There are some fault shocks in the time−domain diagrams, yet all the local waveforms contain noise, making the shock period unclear. It is difficult to analyze the types and causes of the faults through the time−domain waveforms only. Therefore, we use a vibration signal sample and entropy feature extraction to diagnose the fault of the check valve.
Firstly, we divide the vibration signals of check valves in each state into 60 non−overlapping segments, and the data points of each piece are 1280.

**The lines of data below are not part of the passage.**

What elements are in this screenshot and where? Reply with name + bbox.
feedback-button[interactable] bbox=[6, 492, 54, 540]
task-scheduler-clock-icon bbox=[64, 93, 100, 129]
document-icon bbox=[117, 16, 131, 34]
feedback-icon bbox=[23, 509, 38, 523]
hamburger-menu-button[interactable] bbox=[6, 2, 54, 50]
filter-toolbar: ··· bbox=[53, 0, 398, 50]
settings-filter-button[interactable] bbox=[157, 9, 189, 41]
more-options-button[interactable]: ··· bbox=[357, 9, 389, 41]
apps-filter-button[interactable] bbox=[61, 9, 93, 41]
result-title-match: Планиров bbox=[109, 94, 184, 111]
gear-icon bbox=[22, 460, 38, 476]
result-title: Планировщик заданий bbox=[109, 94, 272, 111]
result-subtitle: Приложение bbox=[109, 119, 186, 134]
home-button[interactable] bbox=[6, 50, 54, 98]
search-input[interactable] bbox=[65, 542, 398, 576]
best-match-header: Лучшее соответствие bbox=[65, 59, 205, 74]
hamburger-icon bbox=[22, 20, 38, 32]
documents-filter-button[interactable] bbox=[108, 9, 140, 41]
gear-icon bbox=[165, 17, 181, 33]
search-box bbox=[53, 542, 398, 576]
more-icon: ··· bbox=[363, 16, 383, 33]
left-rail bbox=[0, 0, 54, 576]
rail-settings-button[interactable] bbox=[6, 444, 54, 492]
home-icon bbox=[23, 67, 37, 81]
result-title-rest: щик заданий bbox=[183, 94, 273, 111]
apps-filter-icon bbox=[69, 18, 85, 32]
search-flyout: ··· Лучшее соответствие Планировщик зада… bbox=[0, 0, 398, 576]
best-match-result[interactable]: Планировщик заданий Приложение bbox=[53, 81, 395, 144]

The above entropy feature extraction method is used to conduct check valve fault diagnosis experiments under other values for the parameter s, and
Figure 8 shows the results below. Since the fault diagnosis result of the twin extreme learning machine algorithm is affected by the number of hidden layer nodes,
Table 4 compares the ELM’s fault diagnosis results of the check valve when the hidden layer nodes range from 0 to 2000.
According to
Figure 9, no matter how much the number of hidden layer nodes changes, the average diagnosis result obtained by the check valve MWPE feature is close to 95%, with the maximum diagnosis accuracy being 97.22%. Therefore, the MWPE–TELM feature extraction method proposed in this paper achieves better results in the fault diagnosis of bearings and check valves, proving the method’s effectiveness.
5. Conclusions
This paper proposes a fault diagnosis method based on MWPE and TELM, and applies it to the fault diagnosis of the check valve of a high−pressure diaphragm pump. While extracting the arrangement information of the vibration signal, the method also adds up information of amplitude, and uses MWPE to characterize the operating state of the check valve. MWPE can effectively extract the non−linear dynamic characteristics of the check valve of the high−pressure diaphragm pump and capture the sudden change and impact information in the signal. The TELM fault diagnosis model, which trains and optimizes two ELMs simultaneously, establishes two non−parallel classification hyperplanes in the running state feature space, and expands the applicability of ELMs. When the method proposed by this paper is applied to the multiple failures of a check valve, the experimental results show that the proposed algorithm accurately and effectively extracts the failure information of the one−way valve, with a diagnostic accuracy of over 97%. Though the proposed method provides superior accuracy of feature extraction and robustness of the fault diagnosis, the stability of MWPE under coarse−grained data could be further improved, and further research could continue to explore the optimal parameters of TELM.